Ciliobrevins are the first specific small-molecule antagonists of cytoplasmic dynein. Starting from a high-throughput screen for inhibitors of the Hedgehog (Hh) pathway [158], a key mediator of embryonic development and oncogenesis [159], HPI-4, namely Ciliobrevin A, was discovered to block Hh pathway activation in cells lacking the negative regulator Suppressor of Fused (Sufu) [158]. Both ciliobrevins A and D (Figure 13, 35 and 36) induced ciliary Gli2 levels comparable to that in Shh-N-stimulated cells. Ciliobrevin D reversibly disrupts bipolar spindles, chromosomes, and the pre-formed spindles of metaphase-arrested cells and reduces overall microtubule levels [160]. Ciliobrevins are specific, reversible inhibitors of disparate cytoplasmic dynein-dependent processes.

Ciliobrevins do not perturb cellular mechanisms that are independent of dynein function, including actin cytoskeleton organization and signaling pathways of the mitogen-activated protein kinase as well as phosphoinositol-3-kinase. Ciliobrevins, therefore, will be useful reagents for studying cellular processes that require this microtubule motor and may guide the development of additional AAA ATPase superfamily inhibitors. The studies indicate that ciliobrevins can inhibit both cytoplasmic dynein 1 and 2, and, accordingly, the compounds will be broadly applicable probes of dynein-dependent processes [160]. Further development of ciliobrevin-like molecules could lead to isoform-selective inhibitors of this minus-end-directed microtubule motor and perhaps specific antagonists of other AAA1 ATPase superfamily members.

Dynarrestin (37 in Figure 13) is a novel inhibitor of cytoplasmic dyneins 1 and 2 [161]. Dynarrestin inhibits Hh-dependent signaling and proliferation of primate and human tumor cells. It also inhibits cytoplasmic dynein 1-dependent processes at 25 μM, including endosome movement, mitosis, and microtubule gliding without inducing mitochondrial toxicity or having off-target effects on protein kinases.
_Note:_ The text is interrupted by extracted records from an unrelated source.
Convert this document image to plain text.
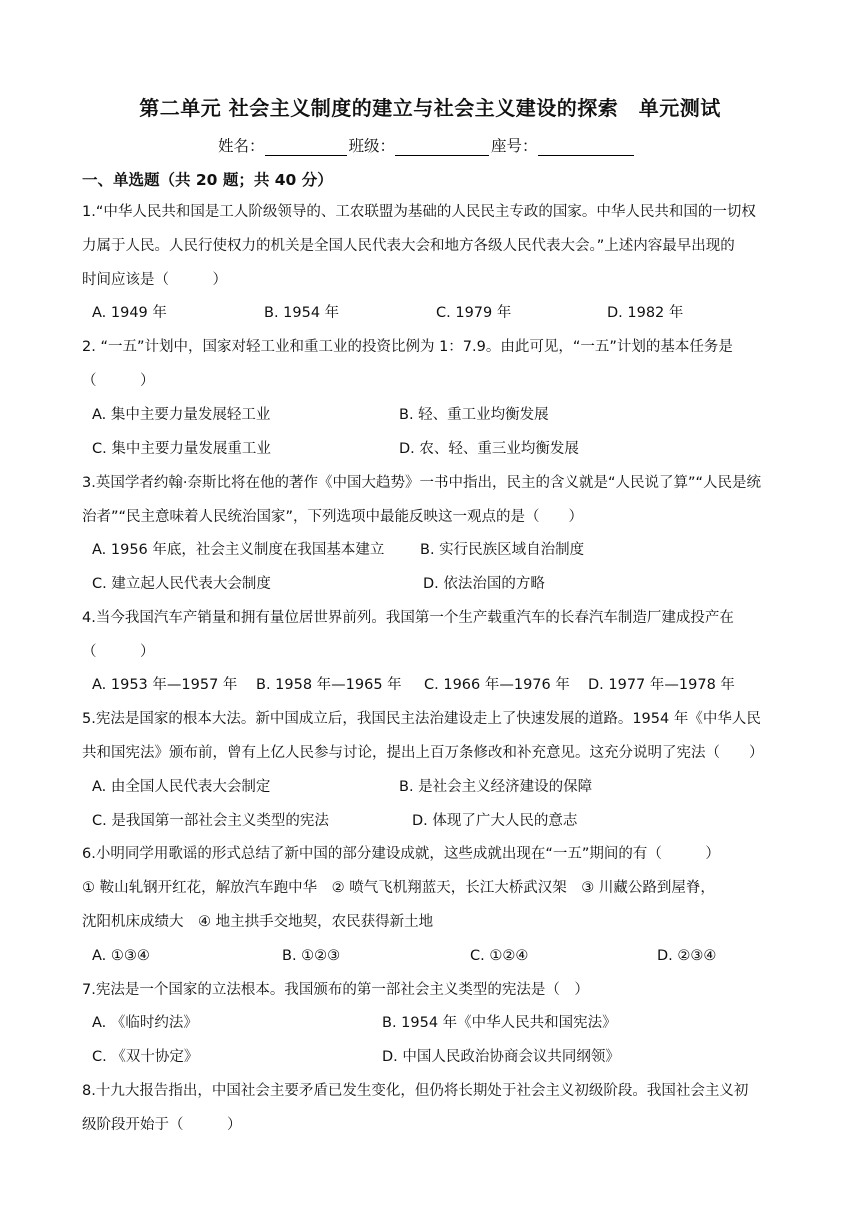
第二单元 社会主义制度的建立与社会主义建设的探索　单元测试
姓名：	班级：	座号：
一、单选题（共 20 题；共 40 分）
1.“中华人民共和国是工人阶级领导的、工农联盟为基础的人民民主专政的国家。中华人民共和国的一切权
力属于人民。人民行使权力的机关是全国人民代表大会和地方各级人民代表大会。”上述内容最早出现的
时间应该是（　　　）
A. 1949 年	B. 1954 年	C. 1979 年	D. 1982 年
2. “一五”计划中，国家对轻工业和重工业的投资比例为 1：7.9。由此可见，“一五”计划的基本任务是
（　　　）
A. 集中主要力量发展轻工业	B. 轻、重工业均衡发展
C. 集中主要力量发展重工业	D. 农、轻、重三业均衡发展
3.英国学者约翰·奈斯比将在他的著作《中国大趋势》一书中指出，民主的含义就是“人民说了算”“人民是统
治者”“民主意味着人民统治国家”，下列选项中最能反映这一观点的是（　　）
A. 1956 年底，社会主义制度在我国基本建立 B. 实行民族区域自治制度
C. 建立起人民代表大会制度	D. 依法治国的方略
4.当今我国汽车产销量和拥有量位居世界前列。我国第一个生产载重汽车的长春汽车制造厂建成投产在
（　　　）
A. 1953 年—1957 年 B. 1958 年—1965 年 C. 1966 年—1976 年 D. 1977 年—1978 年
5.宪法是国家的根本大法。新中国成立后，我国民主法治建设走上了快速发展的道路。1954 年《中华人民
共和国宪法》颁布前，曾有上亿人民参与讨论，提出上百万条修改和补充意见。这充分说明了宪法（　　）
A. 由全国人民代表大会制定	B. 是社会主义经济建设的保障
C. 是我国第一部社会主义类型的宪法	D. 体现了广大人民的意志
6.小明同学用歌谣的形式总结了新中国的部分建设成就，这些成就出现在“一五”期间的有（　　　）
① 鞍山轧钢开红花，解放汽车跑中华　② 喷气飞机翔蓝天，长江大桥武汉架　③ 川藏公路到屋脊，
沈阳机床成绩大　④ 地主拱手交地契，农民获得新土地
A. ①③④	B. ①②③	C. ①②④	D. ②③④
7.宪法是一个国家的立法根本。我国颁布的第一部社会主义类型的宪法是（　）
A. 《临时约法》	B. 1954 年《中华人民共和国宪法》
C. 《双十协定》	D. 中国人民政治协商会议共同纲领》
8.十九大报告指出，中国社会主要矛盾已发生变化，但仍将长期处于社会主义初级阶段。我国社会主义初
级阶段开始于（　　　）
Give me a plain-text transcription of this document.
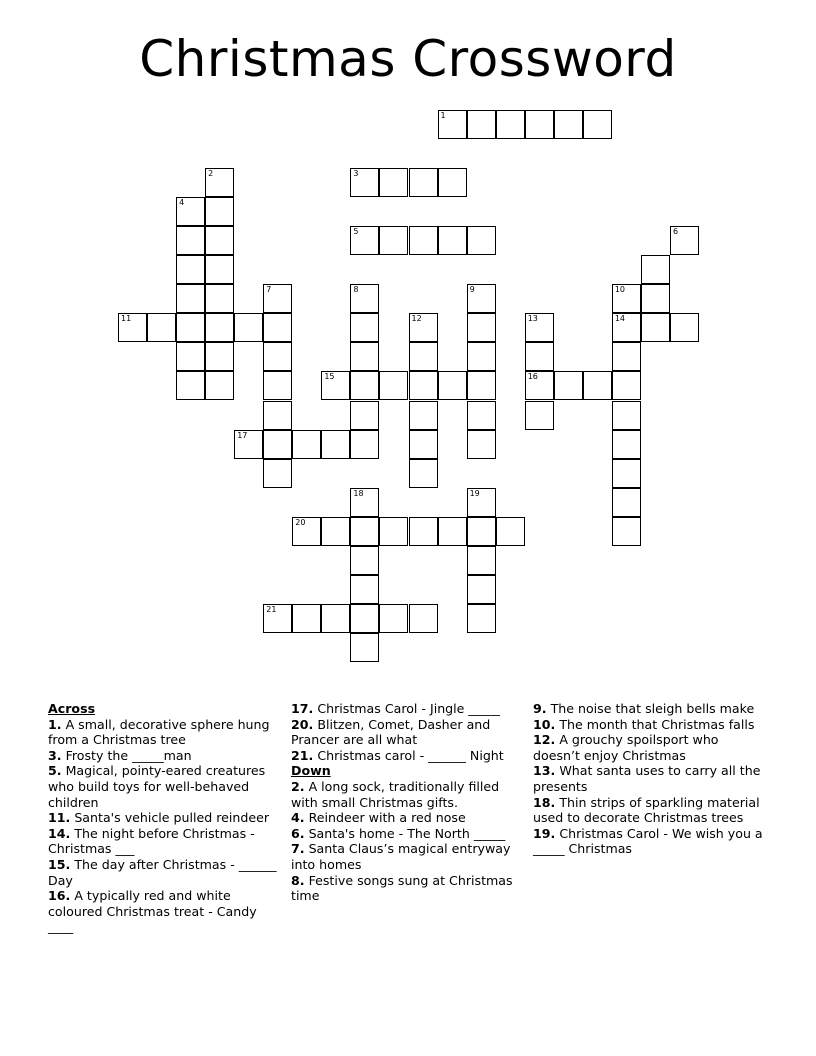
Christmas Crossword
1
2	3
4
5	6
7	8	9	10
11	12	13	14
15	16
17
18	19
20
21
Across
1. A small, decorative sphere hung from a Christmas tree
3. Frosty the _____man
5. Magical, pointy-eared creatures who build toys for well-behaved children
11. Santa's vehicle pulled reindeer
14. The night before Christmas - Christmas ___
15. The day after Christmas - ______ Day
16. A typically red and white coloured Christmas treat - Candy ____
17. Christmas Carol - Jingle _____
20. Blitzen, Comet, Dasher and Prancer are all what
21. Christmas carol - ______ Night
Down
2. A long sock, traditionally filled with small Christmas gifts.
4. Reindeer with a red nose
6. Santa's home - The North _____
7. Santa Claus’s magical entryway into homes
8. Festive songs sung at Christmas time
9. The noise that sleigh bells make
10. The month that Christmas falls
12. A grouchy spoilsport who doesn’t enjoy Christmas
13. What santa uses to carry all the presents
18. Thin strips of sparkling material used to decorate Christmas trees
19. Christmas Carol - We wish you a _____ Christmas
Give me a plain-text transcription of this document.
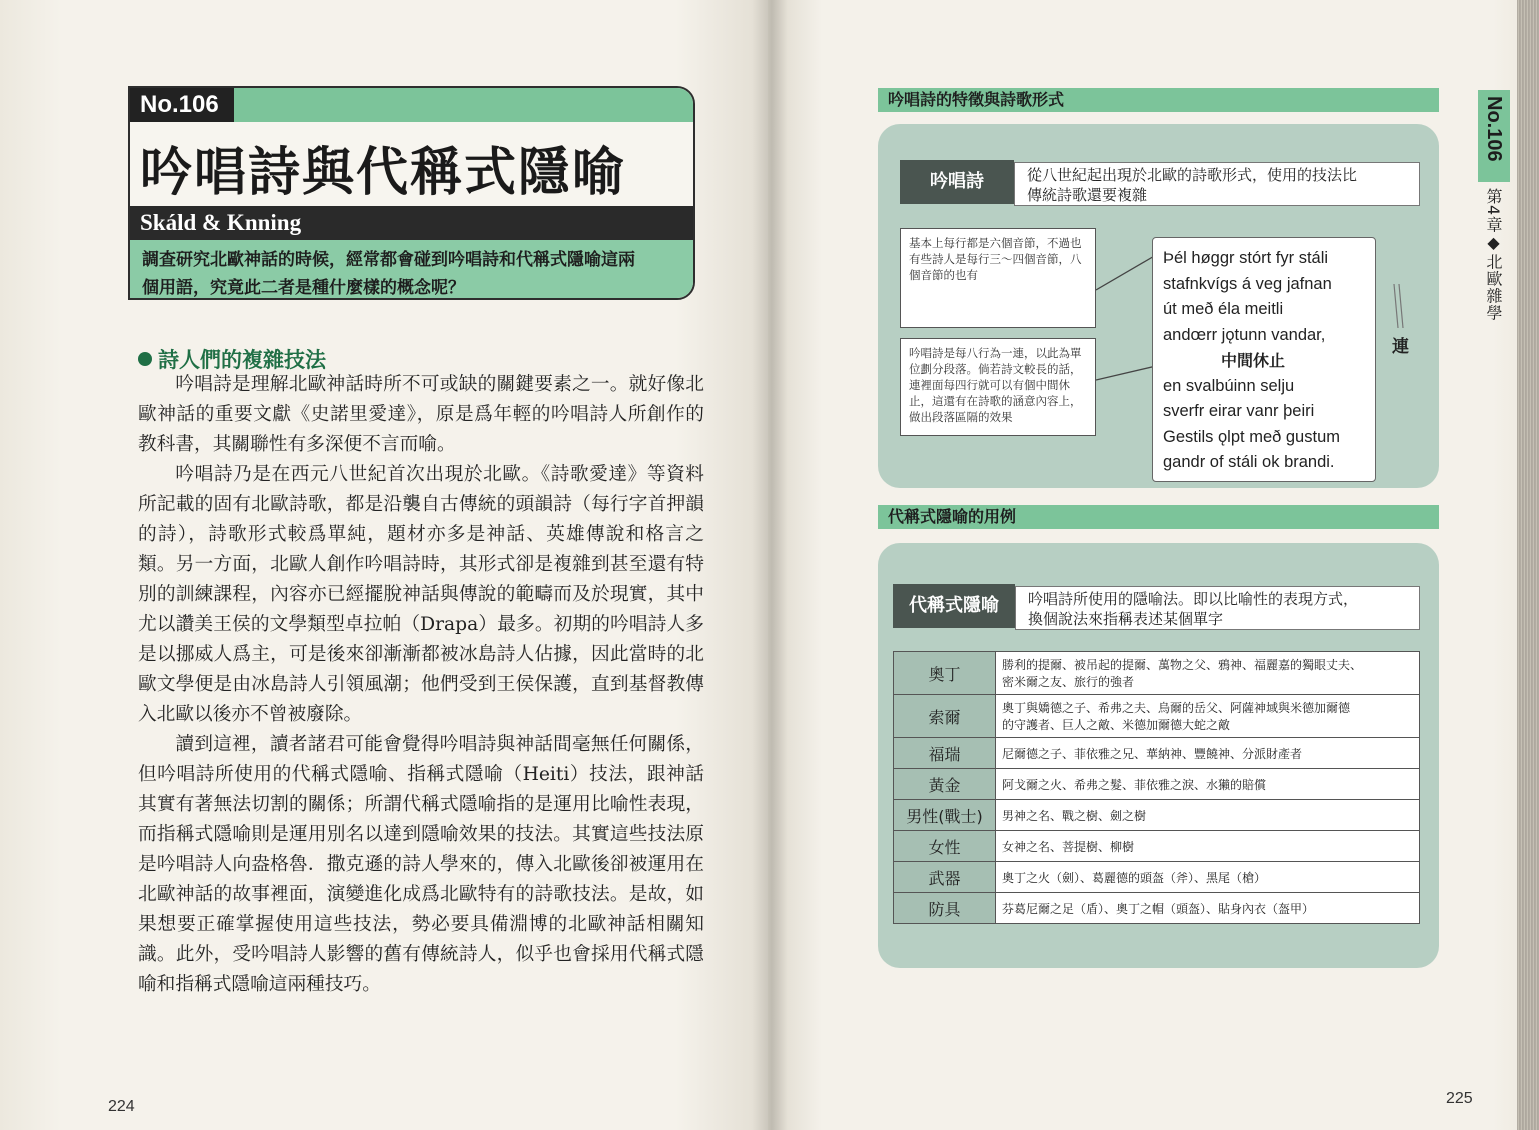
No.106
吟唱詩與代稱式隱喻
Skáld & Knning
調查研究北歐神話的時候，經常都會碰到吟唱詩和代稱式隱喻這兩
個用語，究竟此二者是種什麼樣的概念呢？
詩人們的複雜技法

吟唱詩是理解北歐神話時所不可或缺的關鍵要素之一。就好像北歐神話的重要文獻《史諾里愛達》，原是爲年輕的吟唱詩人所創作的教科書，其關聯性有多深便不言而喻。

吟唱詩乃是在西元八世紀首次出現於北歐。《詩歌愛達》等資料所記載的固有北歐詩歌，都是沿襲自古傳統的頭韻詩（每行字首押韻的詩），詩歌形式較爲單純，題材亦多是神話、英雄傳說和格言之類。另一方面，北歐人創作吟唱詩時，其形式卻是複雜到甚至還有特別的訓練課程，內容亦已經擺脫神話與傳說的範疇而及於現實，其中尤以讚美王侯的文學類型卓拉帕（Drapa）最多。初期的吟唱詩人多是以挪威人爲主，可是後來卻漸漸都被冰島詩人佔據，因此當時的北歐文學便是由冰島詩人引領風潮；他們受到王侯保護，直到基督教傳入北歐以後亦不曾被廢除。

讀到這裡，讀者諸君可能會覺得吟唱詩與神話間毫無任何關係，但吟唱詩所使用的代稱式隱喻、指稱式隱喻（Heiti）技法，跟神話其實有著無法切割的關係；所謂代稱式隱喻指的是運用比喻性表現，而指稱式隱喻則是運用別名以達到隱喻效果的技法。其實這些技法原是吟唱詩人向盎格魯．撒克遜的詩人學來的，傳入北歐後卻被運用在北歐神話的故事裡面，演變進化成爲北歐特有的詩歌技法。是故，如果想要正確掌握使用這些技法，勢必要具備淵博的北歐神話相關知識。此外，受吟唱詩人影響的舊有傳統詩人，似乎也會採用代稱式隱喻和指稱式隱喻這兩種技巧。

224
吟唱詩的特徵與詩歌形式
吟唱詩	從八世紀起出現於北歐的詩歌形式，使用的技法比
傳統詩歌還要複雜
基本上每行都是六個音節，不過也有些詩人是每行三～四個音節，八個音節的也有
吟唱詩是每八行為一連，以此為單位劃分段落。倘若詩文較長的話，連裡面每四行就可以有個中間休止，這還有在詩歌的涵意內容上，做出段落區隔的效果
Þél høggr stórt fyr stáli
stafnkvígs á veg jafnan
út með éla meitli
andœrr jǫtunn vandar,
中間休止
en svalbúinn selju
sverfr eirar vanr þeiri
Gestils ǫlpt með gustum
gandr of stáli ok brandi.
連
代稱式隱喻的用例
代稱式隱喻	吟唱詩所使用的隱喻法。即以比喻性的表現方式，
換個說法來指稱表述某個單字
奧丁	勝利的提爾、被吊起的提爾、萬物之父、鴉神、福麗嘉的獨眼丈夫、
密米爾之友、旅行的強者

索爾	奧丁與嬌德之子、希弗之夫、烏爾的岳父、阿薩神域與米德加爾德
的守護者、巨人之敵、米德加爾德大蛇之敵

福瑞	尼爾德之子、菲依雅之兄、華納神、豐饒神、分派財產者
黃金	阿戈爾之火、希弗之髮、菲依雅之淚、水獺的賠償
男性(戰士)	男神之名、戰之樹、劍之樹
女性	女神之名、菩提樹、柳樹
武器	奧丁之火（劍）、葛麗德的頭盔（斧）、黑尾（槍）
防具	芬葛尼爾之足（盾）、奧丁之帽（頭盔）、貼身內衣（盔甲）
No.106
第4章◆北歐雜學
225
Dynarrestin reversibly inhibits dynein 1 without affecting ATP hydrolysis. Dynarrestin could serve as a promising lead compound for drug development of anticancer therapeutics.

3. Conclusions and future perspectives

AAA ATPases are essential for many cellular functions, and members of the AAA family are found in all organisms. To understand the role of each in cellular and molecular level, specific and selective small molecular inhibitors with distinct mode of action will be critical. Interestingly, the protein abundance for AAA ATPase is relatively high, for example p97/VCP is 1% of total cellular proteins. To knock out essential proteins is not feasible and to knock down abundant proteins is more challenging. Therefore, to develop small molecule compounds provide a valuable tool to study biology of these protein and the added values of potentially validating whether these proteins are good drug targets and eventually to develop a drug. For example, p97 is the most studied AAA ATPase, and due to the potent activity of p97 inhibition and the binding site, CB-5083 and NMS-873 could serve as tool compounds to further investigate p97 function and develop novel p97 inhibitors. CB-6644 as the RUVBL1/2 complex inhibitor showed promising activity and could serve as a tool compound for the further investigation on RUVBL1/2 complex function and signaling pathway. Due to the significance of AAA ATPases, the work done so far provides the foundation for identification and development of new inhibitors against AAA ATPases using the combination of chemical biology, structural biology, and proteomic approaches in the near future.

Highlights.

• Comparison of the structures of p97, RUVBL1/2 complex, ATAD2, spastin, midasin, and dynein.

• Comparison of the structures of hexameric and heptameric p97 Domain 2.

• Comparison of the structures of RUVBL1 Domain 2 within the RUVBL1/2 complex with or without ADP bound.

• Review of small-molecule inhibitors of p97, RUVBL1/2 complex, ATAD2, spastin, midasin, and dynein.